“Dematerialization” also known as “demat” is the elimination of physical certificates or documents of title which represents ownership of securities so that securities exist only as accounting records” It is the process of converting securities (shares, bonds etc.) held in physical forms (certificates) into electronic form credited to the demat account of the individual owners.
What are you dematerializing?
What you are dematerializing is your ordinary shares certificates and bonds certificates which are converted into electronic statement of account holding (demat form).
Why are you dematerializing?
You are dematerializing to make your holding of shares in companies more convenient for you to track, to also make sale of your shares quick and easy.
Benefits of Demat to an Investor
• Easy and convenient way of managing and tracking share holding especially shareholding in many companies. No matter the varieties and volume of shares owned by an investor, it could be reduced to just a one page statement of account whose entries can easily be verified and monitored.
• Reduction in transaction cost; certain costs can now be avoided
such as cost of printing certificates and stamp duty.
• Sale of shares is made faster and easier for shareholders since they do not need to send their certificates for verification before selling them.
• Transfer of securities is made quicker.
• Makes for easy and fast allotment of shares during IPOs.
• Bonus shares declared are credited directly to the investors’ CSCS account which can be monetized.
How can I Dematerialize My Shares?
To dematerialize your shares, you need to do the following:
• Open a CSCS account today using your stockbrokers’ if you do not have one already.
• Surrender all the share certificates you want to dematerialize to the company’s registrars through your stockbroker along with the duly completed prescribed forms.
As you complete the forms pay attention to the names andthe order in which they appear on the certificates to ensure you maintain the same order in the forms.
• The registrar, upon receiving the completed forms from your broker, will confirm your details and signatures on the forms and if satisfied will send them to the depository called Central Securities Clearing System (CSCS) for dematerialization into electronic statements of shareholding.
• You will then receive a CSCS statement showing all the shares you hold in the different companies and their quantities.
• You can then cross check the CSCS statement to ensure that all the certificates you submitted have been entered.
Can I Use my Dematerialized Shares to Borrow Money?
Of course yes, all you need to do is to approach your bankers with the CSCS statements of your shareholding and complete their prescribed forms by which procedure you would pledge the dematerialized shares to the bank.
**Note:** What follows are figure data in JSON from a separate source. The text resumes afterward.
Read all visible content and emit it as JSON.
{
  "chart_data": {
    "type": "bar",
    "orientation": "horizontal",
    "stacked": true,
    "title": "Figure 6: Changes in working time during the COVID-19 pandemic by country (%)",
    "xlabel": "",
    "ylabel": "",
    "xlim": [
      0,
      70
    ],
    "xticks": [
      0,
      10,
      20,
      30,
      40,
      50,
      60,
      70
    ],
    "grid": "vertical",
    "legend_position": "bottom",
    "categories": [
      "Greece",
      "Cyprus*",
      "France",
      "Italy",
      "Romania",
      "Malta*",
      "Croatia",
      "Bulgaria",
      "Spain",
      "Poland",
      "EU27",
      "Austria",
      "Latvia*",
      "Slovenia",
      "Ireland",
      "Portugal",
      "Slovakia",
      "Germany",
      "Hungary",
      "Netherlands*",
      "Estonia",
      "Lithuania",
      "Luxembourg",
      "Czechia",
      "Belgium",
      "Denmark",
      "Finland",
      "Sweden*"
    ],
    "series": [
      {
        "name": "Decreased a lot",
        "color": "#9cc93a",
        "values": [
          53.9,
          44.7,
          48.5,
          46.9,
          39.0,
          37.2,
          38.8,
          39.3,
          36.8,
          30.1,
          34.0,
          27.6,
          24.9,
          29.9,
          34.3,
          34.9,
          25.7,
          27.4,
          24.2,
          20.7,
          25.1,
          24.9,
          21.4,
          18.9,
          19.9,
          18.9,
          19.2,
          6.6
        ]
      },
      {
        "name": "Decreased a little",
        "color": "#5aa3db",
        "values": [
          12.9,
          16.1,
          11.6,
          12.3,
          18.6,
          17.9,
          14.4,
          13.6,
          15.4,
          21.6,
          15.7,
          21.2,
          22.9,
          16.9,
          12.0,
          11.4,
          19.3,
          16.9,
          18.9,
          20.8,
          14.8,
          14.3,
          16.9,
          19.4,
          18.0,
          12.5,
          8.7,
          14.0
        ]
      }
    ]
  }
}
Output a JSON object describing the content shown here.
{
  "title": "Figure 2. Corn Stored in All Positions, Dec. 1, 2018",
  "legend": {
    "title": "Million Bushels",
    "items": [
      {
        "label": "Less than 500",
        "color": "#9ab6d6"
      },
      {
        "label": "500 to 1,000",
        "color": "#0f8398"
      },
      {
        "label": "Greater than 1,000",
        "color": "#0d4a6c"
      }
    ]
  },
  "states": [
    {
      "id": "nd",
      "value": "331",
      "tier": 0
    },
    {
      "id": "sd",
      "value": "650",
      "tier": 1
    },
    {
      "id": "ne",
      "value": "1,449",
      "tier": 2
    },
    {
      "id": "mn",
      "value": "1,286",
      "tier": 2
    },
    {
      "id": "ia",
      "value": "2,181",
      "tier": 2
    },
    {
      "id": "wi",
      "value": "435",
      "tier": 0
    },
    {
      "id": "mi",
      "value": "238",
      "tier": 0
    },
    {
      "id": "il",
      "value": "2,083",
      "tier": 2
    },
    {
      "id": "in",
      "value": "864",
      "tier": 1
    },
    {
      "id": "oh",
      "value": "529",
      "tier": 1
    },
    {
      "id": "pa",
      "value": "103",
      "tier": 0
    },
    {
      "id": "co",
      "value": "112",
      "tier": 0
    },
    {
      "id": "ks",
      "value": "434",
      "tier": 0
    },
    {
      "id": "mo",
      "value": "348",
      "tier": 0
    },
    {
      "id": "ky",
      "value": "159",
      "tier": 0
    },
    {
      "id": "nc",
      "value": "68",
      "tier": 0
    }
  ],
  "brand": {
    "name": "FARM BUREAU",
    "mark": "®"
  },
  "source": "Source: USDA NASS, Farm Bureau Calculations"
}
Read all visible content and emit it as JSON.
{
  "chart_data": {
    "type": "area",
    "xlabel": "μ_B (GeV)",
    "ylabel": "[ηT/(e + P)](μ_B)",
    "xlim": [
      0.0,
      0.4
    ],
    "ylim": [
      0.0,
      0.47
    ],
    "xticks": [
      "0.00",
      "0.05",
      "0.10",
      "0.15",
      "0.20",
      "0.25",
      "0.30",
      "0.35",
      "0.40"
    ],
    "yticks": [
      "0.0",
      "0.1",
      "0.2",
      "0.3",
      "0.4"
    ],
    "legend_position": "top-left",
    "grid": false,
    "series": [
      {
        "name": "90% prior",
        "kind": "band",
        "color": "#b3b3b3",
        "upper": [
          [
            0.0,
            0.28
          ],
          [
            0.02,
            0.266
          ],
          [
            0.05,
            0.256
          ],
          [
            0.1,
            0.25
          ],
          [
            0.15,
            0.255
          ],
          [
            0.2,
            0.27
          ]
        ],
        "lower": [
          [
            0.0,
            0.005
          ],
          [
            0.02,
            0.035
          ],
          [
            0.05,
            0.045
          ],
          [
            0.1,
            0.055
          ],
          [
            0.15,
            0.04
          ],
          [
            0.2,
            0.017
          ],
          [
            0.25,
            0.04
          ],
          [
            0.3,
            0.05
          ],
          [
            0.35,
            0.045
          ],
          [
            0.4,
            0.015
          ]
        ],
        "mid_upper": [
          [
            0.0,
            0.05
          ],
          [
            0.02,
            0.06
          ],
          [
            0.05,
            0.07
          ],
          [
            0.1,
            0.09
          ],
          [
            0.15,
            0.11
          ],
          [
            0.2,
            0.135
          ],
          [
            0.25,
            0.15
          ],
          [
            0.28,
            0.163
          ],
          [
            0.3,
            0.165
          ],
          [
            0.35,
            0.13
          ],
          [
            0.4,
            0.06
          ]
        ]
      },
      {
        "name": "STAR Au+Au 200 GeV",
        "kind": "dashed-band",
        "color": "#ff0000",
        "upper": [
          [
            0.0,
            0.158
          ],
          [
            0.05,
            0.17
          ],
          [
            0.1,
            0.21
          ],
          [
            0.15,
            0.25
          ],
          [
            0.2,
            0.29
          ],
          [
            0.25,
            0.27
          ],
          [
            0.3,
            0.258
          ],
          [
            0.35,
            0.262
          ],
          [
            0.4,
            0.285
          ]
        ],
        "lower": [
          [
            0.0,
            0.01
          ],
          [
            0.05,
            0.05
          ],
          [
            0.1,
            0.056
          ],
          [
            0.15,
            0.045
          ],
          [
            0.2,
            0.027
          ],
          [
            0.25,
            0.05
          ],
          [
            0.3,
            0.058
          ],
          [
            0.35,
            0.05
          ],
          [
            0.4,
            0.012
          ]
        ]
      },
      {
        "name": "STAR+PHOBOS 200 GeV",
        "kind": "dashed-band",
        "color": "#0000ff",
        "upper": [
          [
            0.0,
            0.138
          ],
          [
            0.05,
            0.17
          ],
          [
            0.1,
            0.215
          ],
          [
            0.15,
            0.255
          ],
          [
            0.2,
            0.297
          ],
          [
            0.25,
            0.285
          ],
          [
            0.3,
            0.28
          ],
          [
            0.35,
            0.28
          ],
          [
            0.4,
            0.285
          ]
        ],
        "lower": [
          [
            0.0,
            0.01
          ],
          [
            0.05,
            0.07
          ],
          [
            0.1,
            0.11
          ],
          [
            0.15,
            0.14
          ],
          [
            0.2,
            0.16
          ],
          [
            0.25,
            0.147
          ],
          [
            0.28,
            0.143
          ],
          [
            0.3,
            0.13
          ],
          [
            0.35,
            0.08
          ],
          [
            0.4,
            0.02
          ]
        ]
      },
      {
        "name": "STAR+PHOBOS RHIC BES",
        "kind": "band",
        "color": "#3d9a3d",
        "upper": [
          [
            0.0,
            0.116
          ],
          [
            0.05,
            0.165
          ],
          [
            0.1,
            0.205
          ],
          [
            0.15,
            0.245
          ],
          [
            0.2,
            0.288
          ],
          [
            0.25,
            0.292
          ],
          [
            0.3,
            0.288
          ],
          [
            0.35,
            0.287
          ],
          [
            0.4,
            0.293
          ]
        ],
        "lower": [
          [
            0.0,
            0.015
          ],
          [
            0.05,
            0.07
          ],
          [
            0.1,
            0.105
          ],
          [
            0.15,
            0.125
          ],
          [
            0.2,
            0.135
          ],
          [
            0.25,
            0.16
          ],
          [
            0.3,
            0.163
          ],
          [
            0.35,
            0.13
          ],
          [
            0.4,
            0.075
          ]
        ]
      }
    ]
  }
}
The lender bank will then place a lien on the shares in question by submitting your duly executed forms along with your submitted CSCS statements to the Central Securities Clearing System (CSCS) for authentication. Once this process is completed, the borrower cannot access the shares until the lien on the shares is lifted by the CSCS upon repayment of the loan.
What happens to bonus shares and dividends declared during the pledge?
The bonus shares and dividends declared during the pledge will still be yours provided that you repay the underlying debt with interest at the stipulated period.
Whom shall I inform of changes in my address or bank details?
You will simply complete the change of address forms with your stockbroker who will then send them to the Central Securities Clearing System (CSCS).
Indeed the process has already commenced with the setting up of CSCS. It is just that some share certificates are still in physical form, however, the modalities for the final conversion of all share certificates to demat form have been put in place, and the deadline for final conversion will soon be announced. So you have to prepare yourself to take advantage of the opportunities by first of all opening a CSCS account now with your stockbrokers.